The film uses some characters that although never existed in real life, helped to create the drama that we see on the scene.
The first one we know is Sawyer, a dejected boy and who in an emotional level, has not
been able to cope in the best of ways, either with his mother and in terms of
his studies. So we are facing a worrying child and which is in need of
something that excites him. This "something" will come up just when
one morning, a fisherman (Richard Libertini) sees Sawyer from the beach (where
they are man and dolphin) and asks him if by any chance hasn´t he got a cell
phone to call for help. Sawyer, who does have one, inmmediately goes down to
help him and soon releases the dolphin from the crab trap. Not much later,
rescuers arrive at the scene and she is taken to there facilities. Then, when
the action has moved from a first, secondary location, to the most relevant
place of the plot, all ingredients have begun to combine for us to enjoy a
story, mostly intended to reach the smaller public.
So Sawyer is
curious to know what became of the dolphin, which leads him to venture to a part
of the aquarium that is restricted to the public. This is when we meet Rufus, a
pelican who lives in the aquarium and that is in charge of putting a certain amount
of humor to the narrative.
Then Sawyer
meets Hazel, with whom he will share many moments and who will be his best
friend (except for Winter, of course) throughout the movie. As expected, Sawyer
manages to please Hazel´s father, who allows him to collaborate with Winter.

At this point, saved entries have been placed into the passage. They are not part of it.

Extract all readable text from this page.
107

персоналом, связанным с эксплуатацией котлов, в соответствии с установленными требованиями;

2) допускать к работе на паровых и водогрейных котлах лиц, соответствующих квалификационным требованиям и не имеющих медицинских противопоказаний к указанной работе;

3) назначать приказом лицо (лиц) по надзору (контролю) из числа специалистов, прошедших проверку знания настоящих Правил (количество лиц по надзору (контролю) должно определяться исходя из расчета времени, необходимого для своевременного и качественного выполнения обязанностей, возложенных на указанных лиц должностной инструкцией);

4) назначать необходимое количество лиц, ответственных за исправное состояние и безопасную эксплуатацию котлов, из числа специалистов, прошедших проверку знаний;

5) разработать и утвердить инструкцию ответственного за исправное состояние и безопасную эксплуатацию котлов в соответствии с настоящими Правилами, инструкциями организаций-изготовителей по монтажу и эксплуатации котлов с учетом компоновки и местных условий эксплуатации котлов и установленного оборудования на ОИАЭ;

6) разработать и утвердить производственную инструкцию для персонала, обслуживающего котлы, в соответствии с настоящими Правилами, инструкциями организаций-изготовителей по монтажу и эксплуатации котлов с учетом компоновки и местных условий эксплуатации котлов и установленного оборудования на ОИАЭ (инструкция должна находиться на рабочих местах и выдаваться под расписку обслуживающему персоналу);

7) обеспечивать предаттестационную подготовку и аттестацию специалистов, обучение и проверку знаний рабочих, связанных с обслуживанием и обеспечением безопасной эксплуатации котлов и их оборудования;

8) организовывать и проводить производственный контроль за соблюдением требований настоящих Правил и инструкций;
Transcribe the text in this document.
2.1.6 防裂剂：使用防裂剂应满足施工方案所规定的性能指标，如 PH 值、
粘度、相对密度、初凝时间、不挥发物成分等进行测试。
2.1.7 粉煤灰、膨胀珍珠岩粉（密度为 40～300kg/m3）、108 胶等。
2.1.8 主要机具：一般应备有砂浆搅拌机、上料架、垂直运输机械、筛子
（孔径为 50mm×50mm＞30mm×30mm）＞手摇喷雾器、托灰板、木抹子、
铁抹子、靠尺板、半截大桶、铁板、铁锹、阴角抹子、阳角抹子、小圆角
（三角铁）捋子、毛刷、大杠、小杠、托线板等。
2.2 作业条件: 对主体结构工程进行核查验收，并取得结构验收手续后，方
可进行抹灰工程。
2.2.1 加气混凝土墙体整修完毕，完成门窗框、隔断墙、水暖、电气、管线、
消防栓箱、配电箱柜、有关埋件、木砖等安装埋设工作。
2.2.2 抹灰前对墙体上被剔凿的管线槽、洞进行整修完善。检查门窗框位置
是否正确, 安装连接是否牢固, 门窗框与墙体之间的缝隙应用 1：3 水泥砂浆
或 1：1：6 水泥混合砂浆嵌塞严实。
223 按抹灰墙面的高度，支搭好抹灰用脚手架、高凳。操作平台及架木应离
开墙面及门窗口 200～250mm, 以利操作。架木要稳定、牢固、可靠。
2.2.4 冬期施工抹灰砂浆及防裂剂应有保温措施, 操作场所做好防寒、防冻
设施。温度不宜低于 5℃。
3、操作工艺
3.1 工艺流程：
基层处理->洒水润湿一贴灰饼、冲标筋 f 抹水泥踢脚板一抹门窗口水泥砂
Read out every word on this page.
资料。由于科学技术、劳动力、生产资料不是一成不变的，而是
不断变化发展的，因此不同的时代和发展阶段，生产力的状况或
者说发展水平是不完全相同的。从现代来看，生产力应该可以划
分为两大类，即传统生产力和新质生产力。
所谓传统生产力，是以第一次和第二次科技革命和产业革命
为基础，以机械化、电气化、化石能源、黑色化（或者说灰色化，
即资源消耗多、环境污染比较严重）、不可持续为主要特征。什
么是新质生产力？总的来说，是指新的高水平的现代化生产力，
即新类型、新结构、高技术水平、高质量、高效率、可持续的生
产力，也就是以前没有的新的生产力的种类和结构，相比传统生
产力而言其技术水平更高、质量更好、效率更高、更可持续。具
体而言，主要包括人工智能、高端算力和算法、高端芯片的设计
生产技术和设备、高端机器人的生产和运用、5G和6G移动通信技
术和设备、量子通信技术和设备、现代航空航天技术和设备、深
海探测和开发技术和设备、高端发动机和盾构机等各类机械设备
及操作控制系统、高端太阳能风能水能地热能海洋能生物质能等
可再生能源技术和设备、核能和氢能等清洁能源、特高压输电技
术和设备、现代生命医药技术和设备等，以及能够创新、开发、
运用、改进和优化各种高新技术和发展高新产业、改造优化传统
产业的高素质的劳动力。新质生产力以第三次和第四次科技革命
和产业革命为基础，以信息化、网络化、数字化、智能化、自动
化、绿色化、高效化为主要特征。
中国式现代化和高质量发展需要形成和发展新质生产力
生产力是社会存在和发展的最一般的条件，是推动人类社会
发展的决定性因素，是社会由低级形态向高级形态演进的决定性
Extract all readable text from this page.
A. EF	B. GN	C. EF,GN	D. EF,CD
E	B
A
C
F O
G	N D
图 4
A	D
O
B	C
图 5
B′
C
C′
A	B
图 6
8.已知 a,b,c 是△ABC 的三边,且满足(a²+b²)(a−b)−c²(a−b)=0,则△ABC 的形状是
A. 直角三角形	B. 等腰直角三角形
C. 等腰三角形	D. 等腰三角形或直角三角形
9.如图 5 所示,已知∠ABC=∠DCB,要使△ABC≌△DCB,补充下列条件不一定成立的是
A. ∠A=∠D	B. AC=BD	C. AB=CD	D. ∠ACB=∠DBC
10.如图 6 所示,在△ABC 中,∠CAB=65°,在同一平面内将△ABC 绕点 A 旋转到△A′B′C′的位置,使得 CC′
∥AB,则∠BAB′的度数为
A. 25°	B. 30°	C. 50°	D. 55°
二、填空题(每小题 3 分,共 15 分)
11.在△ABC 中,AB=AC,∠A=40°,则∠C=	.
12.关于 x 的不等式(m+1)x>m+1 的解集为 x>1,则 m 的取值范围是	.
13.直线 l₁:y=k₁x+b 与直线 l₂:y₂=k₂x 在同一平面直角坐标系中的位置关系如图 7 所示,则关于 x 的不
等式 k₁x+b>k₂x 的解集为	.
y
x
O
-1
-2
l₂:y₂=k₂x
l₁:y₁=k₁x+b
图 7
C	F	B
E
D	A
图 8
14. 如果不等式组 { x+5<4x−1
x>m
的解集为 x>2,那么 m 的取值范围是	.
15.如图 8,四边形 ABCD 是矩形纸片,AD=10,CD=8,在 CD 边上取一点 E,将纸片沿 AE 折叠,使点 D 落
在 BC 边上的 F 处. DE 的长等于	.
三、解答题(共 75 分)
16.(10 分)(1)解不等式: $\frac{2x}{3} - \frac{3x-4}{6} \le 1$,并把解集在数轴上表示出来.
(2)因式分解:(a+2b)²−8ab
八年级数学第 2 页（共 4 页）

Thus the link between Sawyer and the staff of the aquarium and marine life becomes
very narrow, except that Sawyer tries to keep it hidden from his mother, who
eventually ends up knowing and giving in.
In Dolphin Tale its director cares not to serve
us all the information in a row, showing us some very general aspects of Kyle´s
(Austin Stowell) going and coming back from war. Kyle, Sawyer´s cousin and
a figure who the kid admires, has to go to fight, in spite of the anguish this
causes to Sawyer, to later come back wounded, to occupy a wheelchair.
The rest of the
film is developed with a Winter who has had her tail amputee for her own
health. It is now that Sawyer uses the collaboration of Dr. Cameron McCarthy
(Morgan Freeman) -who he knows through his crippled cousin-, an expert in the
development of prosthetic limbs. Sawyer presents him his friend´s case, to what
the man says he will see what he can do, but making no promises about it.
Obviously, Cameron will be able to give much more than he had thought. Us, on
the other hand, will discover how it is given the relationship between the kid
and the dolphin, while Cameron dedicates himself to getting Winter´s new tail,
and up to the moment of the truth, where we learn whether it was or not worth
the waiting.
Furthermore, Dolphin Tale covers important issues
such as the meaning of friendship or of the personal effort to achieve what we
want, and that never hurts to translate into the language of cinema.